I recognize that this "ordinary consumer" test needs judicial definition. This should be done on a case-by-case basis as is customarily done with any new doctrine. It is, however, the best resolution of the dilemma facing this court. I assume that the majority do not wish to overrule Greenman. On the other hand, neither the majority nor I wish to extend Greenman so as to completely deny any effect to the disclaimer and notice provisions of the Commercial Code. Thus, a line must be drawn somewhere. The line drawn by the majority is arbitrary and artificial, there being no sound basis for distinguishing between the types of damage assigned to opposite sides of the majority's line. The line I suggest would seem to fit squarely within the reasons for the strict liability rule.

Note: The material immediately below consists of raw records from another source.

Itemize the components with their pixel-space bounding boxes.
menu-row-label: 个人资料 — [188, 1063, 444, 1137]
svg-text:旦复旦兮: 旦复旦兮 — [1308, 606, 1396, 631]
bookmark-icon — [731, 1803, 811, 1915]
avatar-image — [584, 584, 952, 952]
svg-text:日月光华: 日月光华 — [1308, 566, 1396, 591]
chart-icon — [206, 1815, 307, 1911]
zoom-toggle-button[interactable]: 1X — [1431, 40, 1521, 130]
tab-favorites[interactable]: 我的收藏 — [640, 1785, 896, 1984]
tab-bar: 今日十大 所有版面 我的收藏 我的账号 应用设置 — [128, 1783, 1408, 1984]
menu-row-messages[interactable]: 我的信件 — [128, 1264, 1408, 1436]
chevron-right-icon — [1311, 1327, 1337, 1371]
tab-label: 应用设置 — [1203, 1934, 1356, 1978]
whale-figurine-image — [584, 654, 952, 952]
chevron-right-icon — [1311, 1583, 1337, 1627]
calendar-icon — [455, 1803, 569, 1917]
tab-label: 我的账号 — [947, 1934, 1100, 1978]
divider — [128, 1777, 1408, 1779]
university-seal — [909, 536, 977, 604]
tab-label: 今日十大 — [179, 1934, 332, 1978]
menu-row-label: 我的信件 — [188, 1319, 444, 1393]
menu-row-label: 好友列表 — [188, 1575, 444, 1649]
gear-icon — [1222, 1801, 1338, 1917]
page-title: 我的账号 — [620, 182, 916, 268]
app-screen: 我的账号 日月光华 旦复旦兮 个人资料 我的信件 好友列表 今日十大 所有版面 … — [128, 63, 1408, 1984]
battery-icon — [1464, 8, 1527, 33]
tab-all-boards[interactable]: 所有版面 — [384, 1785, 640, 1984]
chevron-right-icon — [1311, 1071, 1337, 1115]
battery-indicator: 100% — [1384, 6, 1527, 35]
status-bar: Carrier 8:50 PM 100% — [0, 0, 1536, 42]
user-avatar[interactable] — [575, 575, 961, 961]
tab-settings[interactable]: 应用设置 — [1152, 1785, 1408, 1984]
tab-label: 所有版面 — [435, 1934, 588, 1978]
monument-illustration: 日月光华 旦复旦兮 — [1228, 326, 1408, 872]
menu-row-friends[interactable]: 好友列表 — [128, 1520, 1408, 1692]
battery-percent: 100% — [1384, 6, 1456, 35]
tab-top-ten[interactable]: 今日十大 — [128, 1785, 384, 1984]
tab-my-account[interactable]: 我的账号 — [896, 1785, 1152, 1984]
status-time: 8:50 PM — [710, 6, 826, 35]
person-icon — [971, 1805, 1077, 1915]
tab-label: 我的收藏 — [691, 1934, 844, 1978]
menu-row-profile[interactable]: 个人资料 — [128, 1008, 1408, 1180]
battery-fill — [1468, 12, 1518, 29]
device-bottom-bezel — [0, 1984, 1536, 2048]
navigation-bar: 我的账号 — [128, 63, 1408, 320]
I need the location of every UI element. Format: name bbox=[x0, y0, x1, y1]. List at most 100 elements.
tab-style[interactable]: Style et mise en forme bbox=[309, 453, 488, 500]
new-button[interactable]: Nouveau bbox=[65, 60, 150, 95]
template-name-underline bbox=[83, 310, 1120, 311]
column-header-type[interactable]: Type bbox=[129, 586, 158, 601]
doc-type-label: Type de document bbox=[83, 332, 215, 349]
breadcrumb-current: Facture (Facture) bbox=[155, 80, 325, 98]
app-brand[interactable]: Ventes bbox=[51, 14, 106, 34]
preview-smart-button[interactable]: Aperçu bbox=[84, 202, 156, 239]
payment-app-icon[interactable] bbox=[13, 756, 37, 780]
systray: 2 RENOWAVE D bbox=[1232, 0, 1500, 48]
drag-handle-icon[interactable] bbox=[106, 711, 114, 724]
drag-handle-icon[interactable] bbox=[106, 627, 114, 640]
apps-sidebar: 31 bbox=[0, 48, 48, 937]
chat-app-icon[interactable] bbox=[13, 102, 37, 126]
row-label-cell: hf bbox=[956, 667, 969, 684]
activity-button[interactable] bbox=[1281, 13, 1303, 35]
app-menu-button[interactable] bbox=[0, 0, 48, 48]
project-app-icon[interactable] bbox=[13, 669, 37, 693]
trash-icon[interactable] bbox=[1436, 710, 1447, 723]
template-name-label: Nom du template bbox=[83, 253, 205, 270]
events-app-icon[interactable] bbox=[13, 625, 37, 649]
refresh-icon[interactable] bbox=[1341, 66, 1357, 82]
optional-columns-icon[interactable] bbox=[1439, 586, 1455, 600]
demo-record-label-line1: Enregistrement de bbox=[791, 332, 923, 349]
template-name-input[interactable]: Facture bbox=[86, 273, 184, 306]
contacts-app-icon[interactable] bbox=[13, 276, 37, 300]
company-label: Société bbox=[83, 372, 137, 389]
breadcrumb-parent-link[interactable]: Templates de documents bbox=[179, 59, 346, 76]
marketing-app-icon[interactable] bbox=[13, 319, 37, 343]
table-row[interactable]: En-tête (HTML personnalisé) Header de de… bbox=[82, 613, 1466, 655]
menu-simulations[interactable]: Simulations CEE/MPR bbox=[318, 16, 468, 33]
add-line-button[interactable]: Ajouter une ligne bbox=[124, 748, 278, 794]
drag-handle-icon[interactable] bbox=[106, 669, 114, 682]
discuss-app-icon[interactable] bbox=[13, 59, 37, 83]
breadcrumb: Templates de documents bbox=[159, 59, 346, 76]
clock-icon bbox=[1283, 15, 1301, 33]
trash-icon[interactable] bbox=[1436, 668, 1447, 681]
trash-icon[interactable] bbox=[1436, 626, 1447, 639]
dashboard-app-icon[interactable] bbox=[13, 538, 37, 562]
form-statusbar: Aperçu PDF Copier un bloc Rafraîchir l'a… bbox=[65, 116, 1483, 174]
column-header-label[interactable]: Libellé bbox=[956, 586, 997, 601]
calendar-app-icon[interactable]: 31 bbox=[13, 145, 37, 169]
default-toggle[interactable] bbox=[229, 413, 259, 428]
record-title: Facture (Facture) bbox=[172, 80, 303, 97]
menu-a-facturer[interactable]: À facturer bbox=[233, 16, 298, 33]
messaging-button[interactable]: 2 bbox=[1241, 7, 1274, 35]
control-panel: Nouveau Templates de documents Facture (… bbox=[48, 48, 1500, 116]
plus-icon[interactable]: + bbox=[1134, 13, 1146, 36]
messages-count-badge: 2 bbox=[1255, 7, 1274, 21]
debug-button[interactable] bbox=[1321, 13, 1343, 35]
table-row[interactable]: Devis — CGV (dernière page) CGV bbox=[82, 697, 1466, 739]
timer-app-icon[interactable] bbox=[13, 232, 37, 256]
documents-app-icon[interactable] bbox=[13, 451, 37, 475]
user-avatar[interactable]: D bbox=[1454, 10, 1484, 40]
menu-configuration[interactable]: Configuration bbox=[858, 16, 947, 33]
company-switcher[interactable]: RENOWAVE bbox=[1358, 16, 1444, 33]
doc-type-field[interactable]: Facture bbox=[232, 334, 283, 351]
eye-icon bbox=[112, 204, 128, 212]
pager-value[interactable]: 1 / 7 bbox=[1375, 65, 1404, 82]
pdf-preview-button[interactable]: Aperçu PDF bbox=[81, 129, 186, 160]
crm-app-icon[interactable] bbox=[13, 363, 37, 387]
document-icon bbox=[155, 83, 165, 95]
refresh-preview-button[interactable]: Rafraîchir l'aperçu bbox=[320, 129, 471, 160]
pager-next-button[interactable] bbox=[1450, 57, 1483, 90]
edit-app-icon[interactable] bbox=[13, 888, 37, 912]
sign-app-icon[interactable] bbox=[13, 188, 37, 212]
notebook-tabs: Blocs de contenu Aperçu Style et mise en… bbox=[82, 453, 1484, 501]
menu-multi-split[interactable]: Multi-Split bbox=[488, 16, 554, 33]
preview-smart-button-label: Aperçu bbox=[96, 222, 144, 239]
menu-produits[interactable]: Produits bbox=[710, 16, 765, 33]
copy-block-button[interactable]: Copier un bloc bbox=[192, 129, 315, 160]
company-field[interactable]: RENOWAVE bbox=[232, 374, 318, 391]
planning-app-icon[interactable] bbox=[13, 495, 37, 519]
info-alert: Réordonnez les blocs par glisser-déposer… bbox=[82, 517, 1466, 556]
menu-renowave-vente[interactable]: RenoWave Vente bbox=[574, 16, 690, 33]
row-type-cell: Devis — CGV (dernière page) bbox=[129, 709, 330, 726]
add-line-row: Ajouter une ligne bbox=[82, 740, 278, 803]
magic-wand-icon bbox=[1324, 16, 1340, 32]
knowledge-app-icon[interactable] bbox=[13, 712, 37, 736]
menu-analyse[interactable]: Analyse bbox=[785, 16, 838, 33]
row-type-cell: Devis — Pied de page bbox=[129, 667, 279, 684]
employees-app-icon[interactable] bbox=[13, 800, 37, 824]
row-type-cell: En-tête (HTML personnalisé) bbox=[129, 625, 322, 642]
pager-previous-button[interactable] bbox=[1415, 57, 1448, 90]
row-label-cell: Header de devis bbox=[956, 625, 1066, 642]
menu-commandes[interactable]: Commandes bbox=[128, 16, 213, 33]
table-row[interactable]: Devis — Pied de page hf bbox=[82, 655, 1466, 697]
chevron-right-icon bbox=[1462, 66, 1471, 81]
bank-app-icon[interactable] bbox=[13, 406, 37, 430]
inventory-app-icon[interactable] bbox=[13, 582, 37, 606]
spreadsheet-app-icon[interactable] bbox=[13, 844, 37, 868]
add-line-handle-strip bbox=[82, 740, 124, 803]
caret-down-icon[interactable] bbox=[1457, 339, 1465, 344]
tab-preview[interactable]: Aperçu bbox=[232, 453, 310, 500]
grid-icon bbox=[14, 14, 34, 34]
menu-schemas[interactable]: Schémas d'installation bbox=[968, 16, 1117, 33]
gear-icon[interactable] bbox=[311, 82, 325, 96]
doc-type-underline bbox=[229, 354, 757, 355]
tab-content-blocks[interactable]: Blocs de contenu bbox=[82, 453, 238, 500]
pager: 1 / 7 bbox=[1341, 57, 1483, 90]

The majority object to applying the strict liability doctrine to economic loss because they feel that the manufacturer should be able to sell its product "as is." But this objection overlooks the fact that the strict liability rule would allow the manufacturer to do this in certain cases. The strict liability rule, for example, permits the defense of assumption of risk. "Here, as elsewhere, the plaintiff will not be heard to complain of a risk which he has encountered voluntarily, or brought upon himself with full knowledge and appreciation of the danger." (Prosser, Torts (3d ed. 1964) p. 539.)7
To sum up, all the strict liability rule does to implied warranty law is abolish the notice requirement, restrict the effectiveness of disclaimers to situations where it can be reasonably said that the consumer has freely assumed the risk, and abolish the privity requirement, where ordinary consumers are involved. It does not introduce a notion of "defective" which is different from that of "unmerchantable" in implied warranty law. These changes properly adapt traditional sales law to the marketing position of today's ordinary consumer. Under the majority dicta, which would deny plaintiff the price of his truck as well as his lost profits on a strict liability theory, the housewife who buys a new refrigerator with such a serious defect as to make it useless cannot recover for the loss of her purchase price from the manufacturer (unless there is an express warranty), because of the privity doctrine (Burr v. Sherwin Williams Co., 42 Cal.2d 682, 695-696 [268 P.2d 104]). Should the privity doctrine be abolished, the manufacturer's disclaimer of implied warranties would bar her, even if she could not buy a new refrigerator without a similar disclaimer. Further, if there were no disclaimer, her failure to give the manufacturer reasonable notice of the defect would bar her effort to recover. These results cannot be reconciled with the holding and rationale of Greenman.
Thus, although I would affirm, I would do so on the basis of the strict liability doctrine.
The petition of the defendant and appellant for a rehearing was denied July 21, 1965. Peters, J., was of the opinion that the petition should be granted.